Remote work presents cultural challenges and the best that the leaders of increasingly remote workforces can hope for may be hiring advantages and modest increases in productivity.

James Heskett lists the following steps to accomplish culture change:

1.       Leaders acknowledge the need for culture change – Leaders must take note of the metrics and messages emerging from the “shadow culture.”

2.       Use discontent with the status quo as a spur for change – Drastic steps might be needed to crystallize and alleviate the concerns people see with change.

3.       Share the message of change – Communications must be ongoing, clear, and simple. Listen to the reactions. Repeat.

4.       Designate a change team – A team can be tasked with cultural change codifying values, gathering input, meeting deadlines, and maintaining the impetus for change.

5.       Install the best leaders – Bring the right people to the fore; tell the wrong people good-bye. Your goal is alignment around change.
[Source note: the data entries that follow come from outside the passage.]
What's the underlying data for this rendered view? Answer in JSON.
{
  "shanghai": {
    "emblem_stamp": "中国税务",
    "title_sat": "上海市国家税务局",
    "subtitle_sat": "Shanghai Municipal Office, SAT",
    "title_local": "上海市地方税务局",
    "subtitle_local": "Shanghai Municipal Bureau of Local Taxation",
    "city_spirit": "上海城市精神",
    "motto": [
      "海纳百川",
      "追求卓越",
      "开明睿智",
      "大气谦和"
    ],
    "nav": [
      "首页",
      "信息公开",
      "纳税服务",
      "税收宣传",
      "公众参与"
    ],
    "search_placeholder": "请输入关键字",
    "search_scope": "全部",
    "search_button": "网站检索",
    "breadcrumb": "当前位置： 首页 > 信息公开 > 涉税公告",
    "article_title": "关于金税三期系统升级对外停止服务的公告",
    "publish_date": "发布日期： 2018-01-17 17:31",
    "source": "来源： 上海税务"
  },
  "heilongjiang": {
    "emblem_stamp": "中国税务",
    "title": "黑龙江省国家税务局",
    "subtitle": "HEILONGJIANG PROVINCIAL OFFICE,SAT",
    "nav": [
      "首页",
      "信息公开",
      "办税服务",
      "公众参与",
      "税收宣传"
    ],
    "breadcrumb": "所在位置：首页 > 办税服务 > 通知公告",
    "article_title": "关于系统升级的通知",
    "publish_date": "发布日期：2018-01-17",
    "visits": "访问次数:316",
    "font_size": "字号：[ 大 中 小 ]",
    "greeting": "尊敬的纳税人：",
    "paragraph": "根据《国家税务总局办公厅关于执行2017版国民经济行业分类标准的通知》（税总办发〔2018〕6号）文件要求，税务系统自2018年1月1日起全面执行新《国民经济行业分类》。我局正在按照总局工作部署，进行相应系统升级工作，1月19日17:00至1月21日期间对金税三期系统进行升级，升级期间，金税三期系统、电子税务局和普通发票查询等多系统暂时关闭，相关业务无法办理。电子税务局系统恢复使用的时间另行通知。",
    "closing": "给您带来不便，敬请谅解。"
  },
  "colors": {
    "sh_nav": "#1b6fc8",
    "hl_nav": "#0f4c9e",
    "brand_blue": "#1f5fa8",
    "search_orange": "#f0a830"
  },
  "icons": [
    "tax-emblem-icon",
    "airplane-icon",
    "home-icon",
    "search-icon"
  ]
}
6.       Generate and maintain urgency – Culture change should take six to 12 months. As John Doerr said, “Time is the enemy of transformation.” Build in a sense of drive.

7.       Draft a culture charter – by articulating what must change and how. For example, Microsoft spurred change to empower people “to achieve more.” Compare the current state to the desired future.

8.       Promulgate a change statement that involves the whole organization – Communication is crucial. Gather comments; include or reject them; document the outcome.

9.       Set up a “monitor team” – This team tracks relevant measurements, checks progress, and ensures that communication continues.

10.   Align everything – Changes must align with corporate values. Reward what matters.

11.   Put changes into motion – Leaders must walk the talk. McKinsey found that change is more than five times likelier when leaders act the way they want their employees to act.

12.   Teach people at every level how to implement change – Training must be imparted.

13.   Measure new behaviors – Align your metrics with your new expectations and handle troubles.

14.   Acknowledge progress – Milestones are just as much reason to celebrate as the goal.

15.   Give big changes time to unfold – Long range habits take time to reach the customer.

16.   Keep reminding yourself what culture change requires – This is an ongoing evolution. Frequent check-ins with everyone on the team and recalibrations help.